Many thanks for your time and patience.

1 Answer 1


This is a matter of partnership agreement. In particular, it is reasonable either to almost always or almost never open 1NT with a 5-card major.

If you are in the almost always camp, assuming a 15-17 NT opener, you should open any 5332 hand with a 5-card major and 15-16 HCP 1NT unless all of your points are in your major and one of the side suits. These bidders will also likely open 1NT with the appropriate point count and semibalanced shapes that are difficult to rebid (e.g. 2=4=5=2, 2=4=2=5, but not 4=2=5=2 since you can raise or introduce spades without reversing). Puppet Stayman is not a necessity, but it is useful. Justin Lall has a useful post about Puppet Stayman.

If you are in the almost never camp, you should open those hands one of the major. The types of hands that would open 1NT with a 5-card major would be those that have positional stoppers or half-stoppers in 2 or 3 of the side suits (like QTx, Kx, Qx) along with a poor 5-card major.

The most important thing is to be on the same page as your partner.

As to how to rebid after opening 1 of a major with a semibalanced or balanced 15-17, here's a guide:

  • If you have a 4-card suit lower than the suit you opened, rebid that.
  • If your shape is 4=5=2=2, rebid 2C.
  • Otherwise, rebid your longer minor at the two-level, preferring to bid a 3-card club suit before a 3-card diamond suit. However, be sure to discuss this with your partner -- you may find that you both prefer to rebid 2D with something like xx AKJxx AKx xxx.

Obviously, if partner invites, you'll accept. If partner takes a simple preference to your first major, you will probably want to make a game try:

  • If you have 3-card support for partner's suit, bid it as cheaply as possible.
  • If you have a truly excellent 5-card major (AKJTx or better) and values that look better for a suit contract than NT (fitting honors for partner's suit, side suits with either no honors or with quick tricks), you might make a try by rebidding 3 of your major.
  • Otherwise, 2NT.
  • If you really don't like rebidding 2C on 4-5-2-2 hands, you can either play Flannery or play this reverse a little light (possibly even a nonforcing 15-18, with stronger hands requiring a different bid). Nov 22, 2016 at 2:06
  • One paragraph to describe the almost always approach; Five paragraphs to describe the almost never approach. Guess my preference. I add the constraint of never opening 1NT with a weak doubleton in the other major, in case partner transfers into it. Nov 22, 2016 at 3:59
  • Hi Ruds, I am keen to bid 1NT to show my partner my point range so If I open 1NT with a 5-3-4-2, how do I show my partner I have a 5 carder without Puppet stayman.
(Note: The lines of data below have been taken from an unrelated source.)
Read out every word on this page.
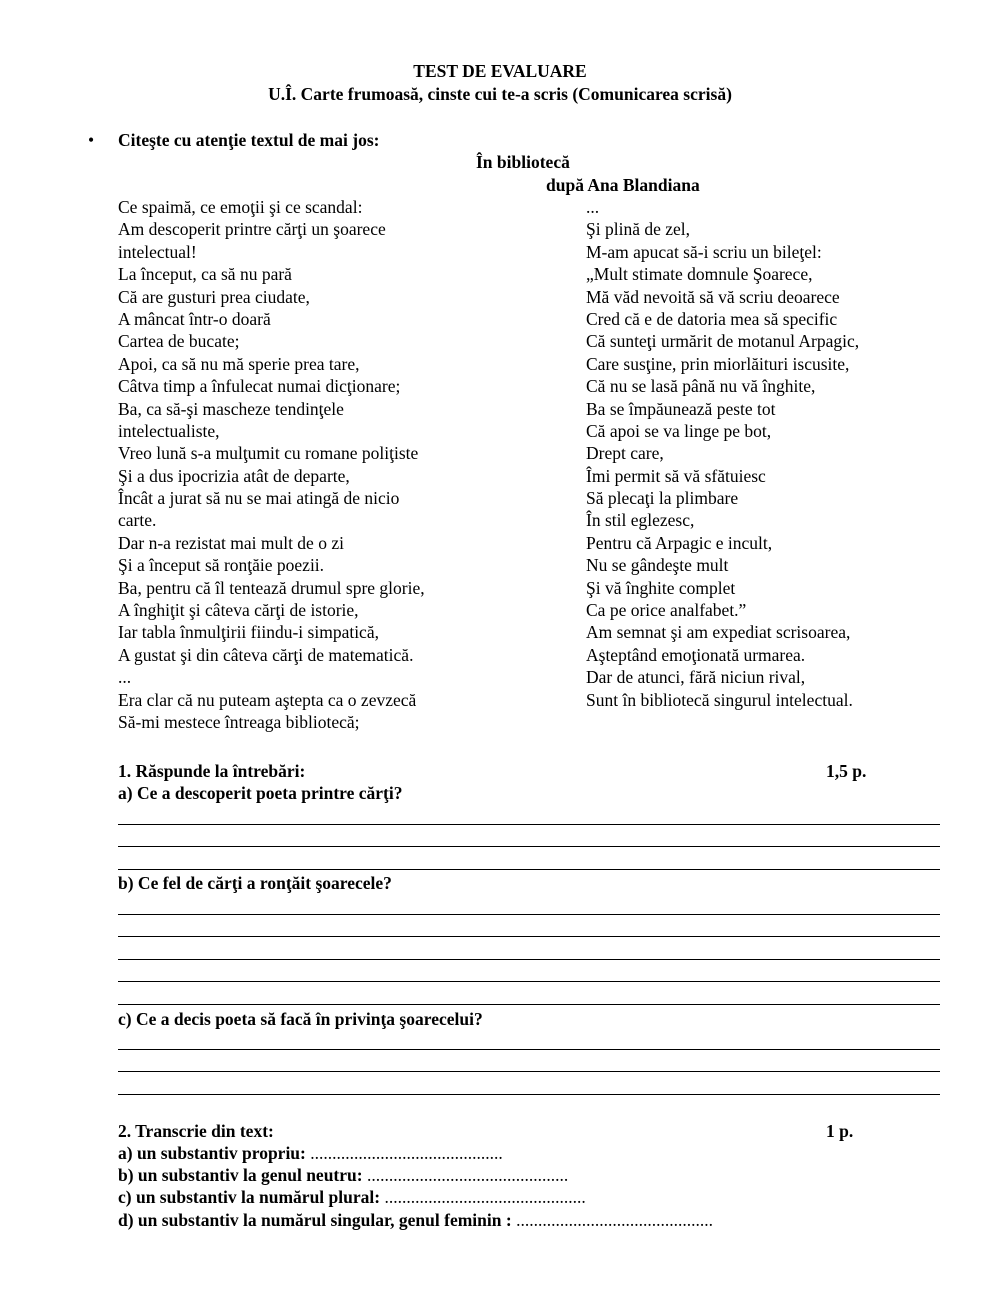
TEST DE EVALUARE
U.Î. Carte frumoasă, cinste cui te-a scris (Comunicarea scrisă)
• Citeşte cu atenţie textul de mai jos:
În bibliotecă
după Ana Blandiana
Ce spaimă, ce emoţii şi ce scandal:
Am descoperit printre cărţi un şoarece
intelectual!
La început, ca să nu pară
Că are gusturi prea ciudate,
A mâncat într-o doară
Cartea de bucate;
Apoi, ca să nu mă sperie prea tare,
Câtva timp a înfulecat numai dicţionare;
Ba, ca să-şi mascheze tendinţele
intelectualiste,
Vreo lună s-a mulţumit cu romane poliţiste
Şi a dus ipocrizia atât de departe,
Încât a jurat să nu se mai atingă de nicio
carte.
Dar n-a rezistat mai mult de o zi
Şi a început să ronţăie poezii.
Ba, pentru că îl tentează drumul spre glorie,
A înghiţit şi câteva cărţi de istorie,
Iar tabla înmulţirii fiindu-i simpatică,
A gustat şi din câteva cărţi de matematică.
...
Era clar că nu puteam aştepta ca o zevzecă
Să-mi mestece întreaga bibliotecă;
...
Şi plină de zel,
M-am apucat să-i scriu un bileţel:
„Mult stimate domnule Şoarece,
Mă văd nevoită să vă scriu deoarece
Cred că e de datoria mea să specific
Că sunteţi urmărit de motanul Arpagic,
Care susţine, prin miorlăituri iscusite,
Că nu se lasă până nu vă înghite,
Ba se împăunează peste tot
Că apoi se va linge pe bot,
Drept care,
Îmi permit să vă sfătuiesc
Să plecaţi la plimbare
În stil eglezesc,
Pentru că Arpagic e incult,
Nu se gândeşte mult
Şi vă înghite complet
Ca pe orice analfabet.”
Am semnat şi am expediat scrisoarea,
Aşteptând emoţionată urmarea.
Dar de atunci, fără niciun rival,
Sunt în bibliotecă singurul intelectual.
1. Răspunde la întrebări:	1,5 p.
a) Ce a descoperit poeta printre cărţi?
b) Ce fel de cărţi a ronţăit şoarecele?
c) Ce a decis poeta să facă în privinţa şoarecelui?
2. Transcrie din text:	1 p.
a) un substantiv propriu: ............................................
b) un substantiv la genul neutru: ..............................................
c) un substantiv la numărul plural: ..............................................
d) un substantiv la numărul singular, genul feminin : .............................................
If my partner bids 1C and I bid 1S how do I show 5 and not 4. If partner bids 2NT then I could either pass if I have 15 points or bid 3S showing a 5 carder? What if I have a 4-5-2-2, then what could be my bid ? what if my partner transfers me to a Minor? Thanks...
    – nick
    Dec 2, 2016 at 15:32
  • With 5332 you can't show a 5-card suit without puppet (except over the 2nt invitation when you're strong enough to accept), but I find this disadvantage is outweighed by letting your partner know your strength and approximate shape early in the auction. With 4=5=2=2 exactly I would not open 1NT. With a 5-card minor and a 4-card major and 15-16 high card points, 1NT is OK and solves a lot of rebid problems.
    – ruds
    Dec 2, 2016 at 15:39
  • @nick You have a lot of questions, which probably belong in questions not comments :) 1C-1S with 5 is the reason for New Minor Forcing and XYZ conventions, which allow you to bid the other minor (2d) in a sequence like, say, 1c-1s-1nt-2d, asking your partner if s/he has 4h or 3s.